Server architecture¶
Drift Detection Server is made of 2 mandatory components and one optional component.
Mandatory components are Server
and Artifacts Storage
. Obligatory component
is Metrics Database
.
Server¶
Server is a Python server built on the top of mlserver.
Artifacts Storage¶
Artifacts Storage is a storage where Projects are stored. Additionally, it has a store.json file, that keeps the information about all the available models and their status. The storage follows a simple directory structure:
└── drifting/
├── store.db <- key-value store with model paths
├── active.db <- key-value store with model statuses
├── project1/
│ |── configuration.yaml <- Drift Detector configuration
│ └── drift_detector.joblib <- Drift Detector parameters
└── project2/
|── configuration.yaml <- Drift Detector configuration
└── drift_detector.joblib <- Drift Detector parameters
Artifacts Storage can be a local directory, or external storage service.
Metrics Database¶
Metrics Database is a Postgres database that stores the metrics for a given Project.
Database schemas allow to store the drift value for each request over time. Therefore it can be used to illustrate the drift trend over time for each Project.
However, drifting
package is not focused on metrics storage nor presentation.
This has 2 reasons:
- Drift metrics are returned after each
/predict
request. Therefore it's easy for a user to manage on client side. - Every organization uses different logging and tracking tools, and databases.
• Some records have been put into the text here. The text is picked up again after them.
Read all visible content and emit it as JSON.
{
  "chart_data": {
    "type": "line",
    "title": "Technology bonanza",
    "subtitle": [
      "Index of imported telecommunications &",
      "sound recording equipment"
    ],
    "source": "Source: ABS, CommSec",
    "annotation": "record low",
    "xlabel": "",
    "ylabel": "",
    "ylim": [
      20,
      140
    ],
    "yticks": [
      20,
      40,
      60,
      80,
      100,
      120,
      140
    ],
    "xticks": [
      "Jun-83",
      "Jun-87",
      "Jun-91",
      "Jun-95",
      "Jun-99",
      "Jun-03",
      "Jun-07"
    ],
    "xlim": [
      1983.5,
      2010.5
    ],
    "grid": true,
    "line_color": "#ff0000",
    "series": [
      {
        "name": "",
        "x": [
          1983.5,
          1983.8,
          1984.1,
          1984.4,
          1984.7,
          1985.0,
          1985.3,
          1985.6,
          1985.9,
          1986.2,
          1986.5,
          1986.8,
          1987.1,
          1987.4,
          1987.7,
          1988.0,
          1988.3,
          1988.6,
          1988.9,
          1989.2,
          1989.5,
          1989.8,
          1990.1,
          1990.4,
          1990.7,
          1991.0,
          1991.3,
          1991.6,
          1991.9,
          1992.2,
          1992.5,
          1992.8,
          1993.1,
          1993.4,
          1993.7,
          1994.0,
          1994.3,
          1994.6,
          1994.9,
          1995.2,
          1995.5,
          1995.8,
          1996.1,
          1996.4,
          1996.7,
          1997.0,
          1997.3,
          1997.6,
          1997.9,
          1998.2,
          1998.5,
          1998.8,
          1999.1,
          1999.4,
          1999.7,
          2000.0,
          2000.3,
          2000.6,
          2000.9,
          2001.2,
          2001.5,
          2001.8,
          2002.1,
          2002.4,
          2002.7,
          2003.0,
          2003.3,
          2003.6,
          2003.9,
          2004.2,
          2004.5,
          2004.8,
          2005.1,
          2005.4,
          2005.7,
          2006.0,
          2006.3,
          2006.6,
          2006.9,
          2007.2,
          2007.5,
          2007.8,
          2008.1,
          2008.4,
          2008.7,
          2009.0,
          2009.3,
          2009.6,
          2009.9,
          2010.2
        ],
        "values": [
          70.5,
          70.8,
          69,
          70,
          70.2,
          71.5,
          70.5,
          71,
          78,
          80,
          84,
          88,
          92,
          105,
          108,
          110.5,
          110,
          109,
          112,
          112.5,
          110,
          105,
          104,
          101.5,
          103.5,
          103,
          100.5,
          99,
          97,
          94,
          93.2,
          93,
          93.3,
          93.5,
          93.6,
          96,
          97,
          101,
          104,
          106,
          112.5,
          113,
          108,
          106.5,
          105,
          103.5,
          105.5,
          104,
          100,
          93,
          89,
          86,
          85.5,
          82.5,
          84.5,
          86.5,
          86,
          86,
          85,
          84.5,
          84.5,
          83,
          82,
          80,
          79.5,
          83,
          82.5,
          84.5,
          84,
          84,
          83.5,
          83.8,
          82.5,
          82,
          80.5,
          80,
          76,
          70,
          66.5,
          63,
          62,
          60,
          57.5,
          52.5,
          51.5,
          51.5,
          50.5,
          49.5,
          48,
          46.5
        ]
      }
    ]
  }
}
We believe it is the best to leave the metrics storing, presenting and decision-making to the client.
Deployment scenarios¶
Drift Detection Server can be run in three modes:
-
Simple deployment - a simple deployment, advised to be run locally on in the development environment, and for simple production use-cases.
-
Cloud Native deployment - this is a setup that follows the Cloud Native manifests
1: Simple deployment¶
After running:
drifting serve
a simple deployment is ready.
Local directory artifact_path
is created for storing artifacts (Projects). The
default path is .drifiting/
.
Local Postgres database is created for managing. Optionally database creation can be turned off.
After Drift Detector is fitted, it is stored in artifact_path
. If any other
artifacts exists in the artifact_path
, they are loaded according to
configuration.
Simple deployment for a production use-case¶
This can be used on remote instance. For example on EC2. It's not Cloud-Native-level deployment, but may be simple and useful for for many cases, especially at the beginning of the project, where all the advantages are not obvious yet.
If the instance can be reached externally, it's ready to be used. After the
users will decide there's a need for Cloud Native deployment, it's easy to
copy the artifact_path
to external storage service, like S3 or Google Cloud
Storage.
2: Cloud Native deployment¶
Another way of deployment is to deploy artifacts storage, database, and Drift Detection Server separately.
drifting serve --artifacts_path=s3://bucketname/drifting --database_uri postgres:///drifting.db
Artifacts path is Amazon S3 or Google Cloud Storage. The server has to have
permissions to save artifacts on the external storage. See
Configuring access to external storage
.
Note, that the database is used only for storing the metrics, is optional,
and doesn't impact any regular functionality of the server.
If database_uri
is not set, no database is created and the metrics are not
saved. They can still be managed on client's side.
Configuring access to external storage¶
Currently only Amazon S3 or Google Cloud Storage are supported.
Google Cloud Storage¶
Use service account TODO
Amazon S3¶
Any authentication on the server TODO.